Crudup does his best in an underwritten, ultimately meaningless role as Christopher Oram, a pious sort who takes his duty to lead mankind to a new future seriously, somehow making all the wrong decisions along the way.
Then there's Danny McBride in all his redneck grandeur as pilot Tennessee Faris, whose recognition of the decoded signal — John Denver's "Take Me Home, Country Roads" — that brings them to this frightening new world speaks volumes about the simplicity of the script.
We ain't in West Virginia anymore…
It's worth noting that the main crew of the Covenant consists of married couples, a hard 180 from the single nature of characters in the earlier films, which makes sense in depicting people uprooting their lives to relocate across the galaxy yet largely serves as an emotional manipulator as people are torn up in learning of their spouses' demises, in most cases to later be ripped apart more literally.
Director Ridley Scott touches on some of the themes from "Prometheus" but also is clearly determined to return to what worked best from his 1979 slasher that introduced us to the Xenomorph.
Blood and guts galore provide the same kind of gruesome thrills, a tactic that of course will work decades later, with some brilliant effects to make these malicious beauties all the more shocking.
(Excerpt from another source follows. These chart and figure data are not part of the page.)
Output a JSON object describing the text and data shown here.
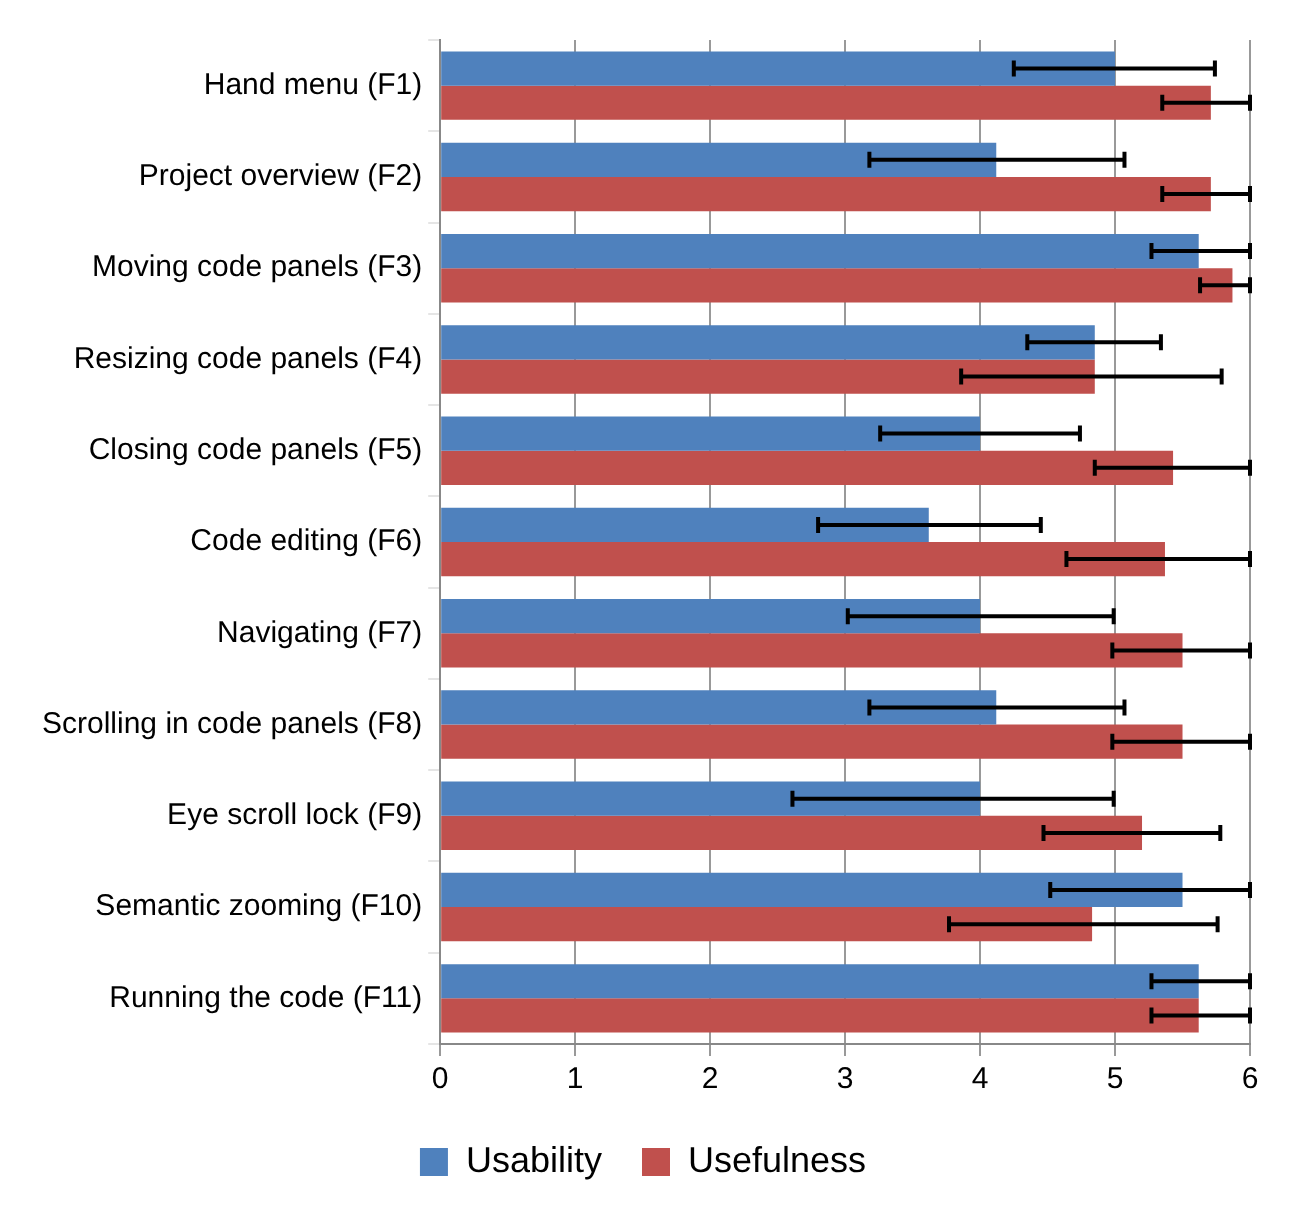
{
  "chart_data": {
    "type": "bar",
    "orientation": "horizontal",
    "categories": [
      "Hand menu (F1)",
      "Project overview (F2)",
      "Moving code panels (F3)",
      "Resizing code panels (F4)",
      "Closing code panels (F5)",
      "Code editing (F6)",
      "Navigating (F7)",
      "Scrolling in code panels (F8)",
      "Eye scroll lock (F9)",
      "Semantic zooming (F10)",
      "Running the code (F11)"
    ],
    "series": [
      {
        "name": "Usability",
        "color": "#4f81bd",
        "values": [
          5.0,
          4.12,
          5.62,
          4.85,
          4.0,
          3.62,
          4.0,
          4.12,
          4.0,
          5.5,
          5.62
        ],
        "errors": [
          [
            4.25,
            5.74
          ],
          [
            3.18,
            5.07
          ],
          [
            5.27,
            6
          ],
          [
            4.35,
            5.34
          ],
          [
            3.26,
            4.74
          ],
          [
            2.8,
            4.45
          ],
          [
            3.02,
            4.99
          ],
          [
            3.18,
            5.07
          ],
          [
            2.61,
            4.99
          ],
          [
            4.52,
            6
          ],
          [
            5.27,
            6
          ]
        ]
      },
      {
        "name": "Usefulness",
        "color": "#c0504d",
        "values": [
          5.71,
          5.71,
          5.87,
          4.85,
          5.43,
          5.37,
          5.5,
          5.5,
          5.2,
          4.83,
          5.62
        ],
        "errors": [
          [
            5.35,
            6
          ],
          [
            5.35,
            6
          ],
          [
            5.63,
            6
          ],
          [
            3.86,
            5.79
          ],
          [
            4.85,
            6
          ],
          [
            4.64,
            6
          ],
          [
            4.98,
            6
          ],
          [
            4.98,
            6
          ],
          [
            4.47,
            5.78
          ],
          [
            3.77,
            5.76
          ],
          [
            5.27,
            6
          ]
        ]
      }
    ],
    "xlim": [
      0,
      6
    ],
    "xticks": [
      0,
      1,
      2,
      3,
      4,
      5,
      6
    ],
    "grid": "x",
    "legend": "bottom"
  }
}
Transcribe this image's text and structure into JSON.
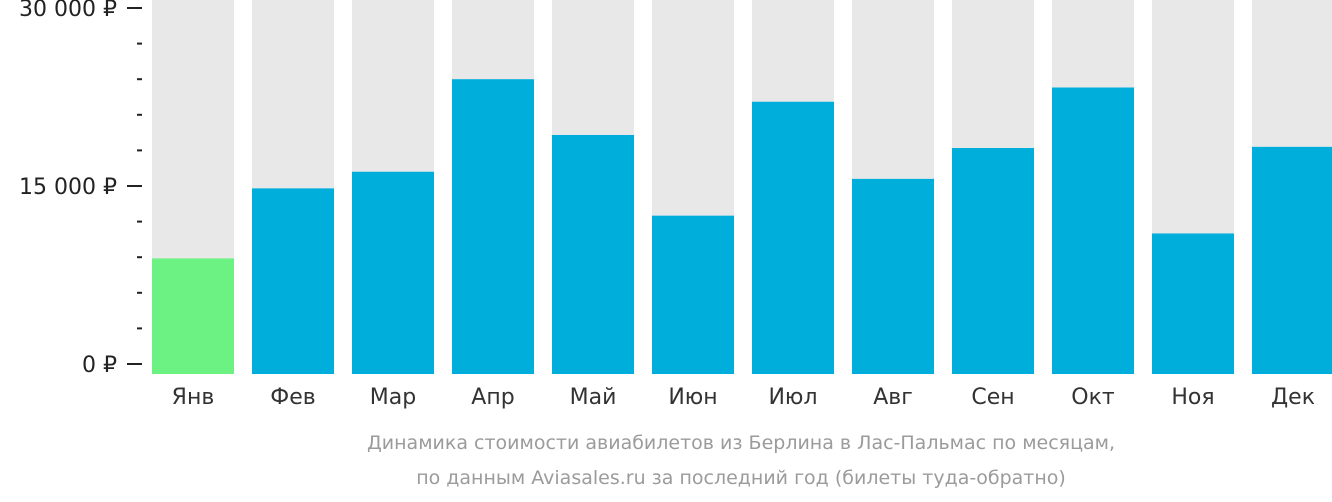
{
  "chart_data": {
    "type": "bar",
    "categories": [
      "Янв",
      "Фев",
      "Мар",
      "Апр",
      "Май",
      "Июн",
      "Июл",
      "Авг",
      "Сен",
      "Окт",
      "Ноя",
      "Дек"
    ],
    "values": [
      8900,
      14800,
      16200,
      24000,
      19300,
      12500,
      22100,
      15600,
      18200,
      23300,
      11000,
      18300
    ],
    "ylim": [
      0,
      30000
    ],
    "yticks": [
      {
        "value": 0,
        "label": "0 ₽"
      },
      {
        "value": 15000,
        "label": "15 000 ₽"
      },
      {
        "value": 30000,
        "label": "30 000 ₽"
      }
    ],
    "minor_tick_step": 3000,
    "highlight_index": 0,
    "colors": {
      "bar": "#00aedb",
      "highlight": "#6cf283",
      "background_bar": "#e8e8e8",
      "axis": "#222222"
    },
    "grid": false,
    "legend": "none"
  },
  "caption": {
    "line1": "Динамика стоимости авиабилетов из Берлина в Лас-Пальмас по месяцам,",
    "line2": "по данным Aviasales.ru за последний год (билеты туда-обратно)"
  }
}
Yet, it rarely feels fresh when it's happening to folks who are more stock personalities than full people.
Scott is more tethered to the past than he's willing to admit, with a score by Jed Kurzel that draws from Jerry Goldsmith's 1979 composition, plus the tones of Marc Streitenfeld from "Prometheus" for a musical mishmash that goes from hopeful to terrifying and back again.
The battle of wits between David and Walter is easily the most watchable bit of the film and one that isn't as developed as well as it should be, providing an eerily perfect yin and yang of android ethics that's secondary to mayhem.
Did Isaac Asimov take face-huggers into consideration when he came up with his laws of robotics?
Serving as a bridge to a far superior flick, "Alien: Covenant" is serviceable enough without being as groundbreaking as Scott's initial effort, as action-packed as James Cameron's "Aliens," or as full of wonder as "Prometheus."
Still, the "Alien" brand isn't going anywhere any time soon, nor should it. After all, there's still work to do to get "Alien: Resurrection" out of our collective consciousness.